Leise stöhnend erhob ich mich und stützte mich auf der Rückenlehne des Sessels ab.

»Laura, warte. Da ist noch eine Sache …« Fragend schaute ich Amelia an. »Marcelo … Ich wollte mit dir über meinen Bruder reden.« Amelia senkte verlegen den Blick, dann begann sie stockend zu sprechen. »Ich möchte nicht, dass du meinen Bruder hasst, vor allem, weil er dich, glaube ich …«

»Ich mache deinem Bruder keinen Vorwurf«, unterbrach ich sie, denn ich hatte Angst vor dem, was sie sagen wollte. »Ehrlich, grüß ihn von mir. Ich muss jetzt los«, warf ich noch über die Schulter, küsste Amelia auf beide Wangen und umarmte sie sanft, dann eilte ich, so schnell ich konnte, aus dem Zimmer.

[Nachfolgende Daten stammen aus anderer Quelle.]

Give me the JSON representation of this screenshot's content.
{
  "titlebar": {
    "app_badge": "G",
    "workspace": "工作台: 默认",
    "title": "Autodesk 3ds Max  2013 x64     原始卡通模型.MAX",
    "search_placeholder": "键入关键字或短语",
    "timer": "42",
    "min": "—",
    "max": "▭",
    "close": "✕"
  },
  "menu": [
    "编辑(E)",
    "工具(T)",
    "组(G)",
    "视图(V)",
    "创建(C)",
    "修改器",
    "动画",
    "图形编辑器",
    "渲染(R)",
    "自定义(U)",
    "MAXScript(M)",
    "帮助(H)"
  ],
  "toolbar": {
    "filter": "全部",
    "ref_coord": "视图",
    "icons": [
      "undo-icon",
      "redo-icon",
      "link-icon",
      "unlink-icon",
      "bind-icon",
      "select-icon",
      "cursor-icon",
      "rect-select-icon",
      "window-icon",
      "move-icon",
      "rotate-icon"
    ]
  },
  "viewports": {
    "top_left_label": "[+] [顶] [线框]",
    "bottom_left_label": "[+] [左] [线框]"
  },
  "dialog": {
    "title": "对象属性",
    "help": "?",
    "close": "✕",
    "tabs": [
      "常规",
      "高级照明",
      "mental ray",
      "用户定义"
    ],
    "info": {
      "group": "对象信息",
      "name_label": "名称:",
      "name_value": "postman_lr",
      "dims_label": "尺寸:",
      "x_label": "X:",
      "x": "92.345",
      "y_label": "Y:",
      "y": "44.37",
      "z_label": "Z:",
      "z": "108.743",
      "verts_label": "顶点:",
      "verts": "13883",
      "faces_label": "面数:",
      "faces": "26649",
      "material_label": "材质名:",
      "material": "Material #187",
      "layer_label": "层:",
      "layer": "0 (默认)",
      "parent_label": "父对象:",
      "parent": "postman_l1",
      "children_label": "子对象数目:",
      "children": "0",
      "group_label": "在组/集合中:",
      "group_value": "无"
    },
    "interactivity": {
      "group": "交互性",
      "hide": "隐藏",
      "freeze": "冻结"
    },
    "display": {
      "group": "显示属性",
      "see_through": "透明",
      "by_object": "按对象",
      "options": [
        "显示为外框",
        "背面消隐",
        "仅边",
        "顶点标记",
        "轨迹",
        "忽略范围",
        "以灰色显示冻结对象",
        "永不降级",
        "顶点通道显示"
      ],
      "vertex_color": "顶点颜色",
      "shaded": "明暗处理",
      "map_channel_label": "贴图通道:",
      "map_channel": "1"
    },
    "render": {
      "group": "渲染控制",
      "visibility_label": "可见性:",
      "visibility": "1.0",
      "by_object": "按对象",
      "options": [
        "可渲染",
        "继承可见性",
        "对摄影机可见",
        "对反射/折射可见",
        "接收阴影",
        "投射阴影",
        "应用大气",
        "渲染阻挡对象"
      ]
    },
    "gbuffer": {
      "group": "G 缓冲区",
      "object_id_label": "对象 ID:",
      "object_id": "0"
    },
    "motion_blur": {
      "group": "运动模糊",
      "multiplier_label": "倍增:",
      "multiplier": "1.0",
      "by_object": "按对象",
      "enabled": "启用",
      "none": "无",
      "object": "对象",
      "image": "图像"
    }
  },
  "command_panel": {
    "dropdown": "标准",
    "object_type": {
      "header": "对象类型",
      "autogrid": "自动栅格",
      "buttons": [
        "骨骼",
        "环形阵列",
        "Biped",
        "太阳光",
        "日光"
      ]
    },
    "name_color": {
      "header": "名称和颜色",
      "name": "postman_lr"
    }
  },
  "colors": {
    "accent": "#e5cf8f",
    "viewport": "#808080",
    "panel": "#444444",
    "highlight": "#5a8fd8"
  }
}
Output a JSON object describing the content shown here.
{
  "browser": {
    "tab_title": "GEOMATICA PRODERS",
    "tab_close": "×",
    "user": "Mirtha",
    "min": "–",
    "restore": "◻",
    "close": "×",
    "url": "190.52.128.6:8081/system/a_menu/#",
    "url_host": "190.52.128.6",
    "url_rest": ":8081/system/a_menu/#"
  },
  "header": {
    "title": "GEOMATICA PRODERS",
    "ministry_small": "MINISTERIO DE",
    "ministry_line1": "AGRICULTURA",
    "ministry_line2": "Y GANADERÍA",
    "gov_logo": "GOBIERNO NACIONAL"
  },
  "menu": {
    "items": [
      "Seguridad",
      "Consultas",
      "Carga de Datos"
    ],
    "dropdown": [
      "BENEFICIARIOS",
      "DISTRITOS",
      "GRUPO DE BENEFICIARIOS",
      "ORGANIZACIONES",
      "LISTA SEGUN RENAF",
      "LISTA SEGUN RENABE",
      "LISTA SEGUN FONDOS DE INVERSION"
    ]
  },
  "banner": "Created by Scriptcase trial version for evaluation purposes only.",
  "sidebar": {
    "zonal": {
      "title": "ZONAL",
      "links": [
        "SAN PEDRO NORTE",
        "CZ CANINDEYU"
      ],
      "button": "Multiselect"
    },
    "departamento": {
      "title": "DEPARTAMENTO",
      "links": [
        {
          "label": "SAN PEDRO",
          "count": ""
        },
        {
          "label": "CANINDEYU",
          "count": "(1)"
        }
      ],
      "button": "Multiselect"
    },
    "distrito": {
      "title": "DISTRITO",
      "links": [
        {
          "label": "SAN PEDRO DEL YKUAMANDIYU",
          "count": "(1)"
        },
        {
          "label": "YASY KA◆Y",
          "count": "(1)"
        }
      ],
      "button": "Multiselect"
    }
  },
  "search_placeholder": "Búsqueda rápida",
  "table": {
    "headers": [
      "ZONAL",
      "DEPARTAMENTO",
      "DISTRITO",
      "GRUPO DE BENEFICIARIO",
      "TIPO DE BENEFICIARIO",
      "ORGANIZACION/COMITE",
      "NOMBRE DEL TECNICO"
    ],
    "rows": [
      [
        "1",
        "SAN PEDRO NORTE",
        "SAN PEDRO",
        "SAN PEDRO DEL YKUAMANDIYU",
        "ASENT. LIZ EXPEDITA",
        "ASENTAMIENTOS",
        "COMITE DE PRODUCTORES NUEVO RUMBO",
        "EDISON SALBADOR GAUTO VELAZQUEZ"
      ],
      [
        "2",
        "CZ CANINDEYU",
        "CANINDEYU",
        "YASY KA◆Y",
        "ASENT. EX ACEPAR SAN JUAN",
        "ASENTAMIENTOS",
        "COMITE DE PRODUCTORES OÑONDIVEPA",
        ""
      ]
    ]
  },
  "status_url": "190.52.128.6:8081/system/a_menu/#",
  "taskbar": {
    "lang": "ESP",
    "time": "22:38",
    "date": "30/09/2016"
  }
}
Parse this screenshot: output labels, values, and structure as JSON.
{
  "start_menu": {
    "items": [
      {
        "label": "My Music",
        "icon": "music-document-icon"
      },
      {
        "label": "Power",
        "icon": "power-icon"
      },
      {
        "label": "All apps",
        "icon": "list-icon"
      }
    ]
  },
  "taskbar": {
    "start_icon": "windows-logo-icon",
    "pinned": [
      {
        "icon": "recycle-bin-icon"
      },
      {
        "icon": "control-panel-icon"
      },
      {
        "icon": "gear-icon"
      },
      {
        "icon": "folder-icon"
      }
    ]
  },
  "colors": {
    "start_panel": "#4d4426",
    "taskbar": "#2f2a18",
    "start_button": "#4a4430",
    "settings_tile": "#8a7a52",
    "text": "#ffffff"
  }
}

Auf dem Korridor lehnte ich mich mit dem Rücken gegen die Wand und atmete tief durch. Mir war ein wenig übel, und ich verspürte ein leichtes Brennen hinter dem Brustbein, aber eigenartigerweise hörte ich mein eigenes Herz nicht. Das unerträgliche Dröhnen, das sonst bei jeder Panik-Attacke meinen Kopf zum Bersten gebrachte hatte, war einfach weg. Kurz überlegte ich, ins Zimmer zurückzugehen und Amelia zu bitten, ihren Satz zu Ende zu bringen, aber dann besann ich mich eines Besseren und trat den Rückweg an.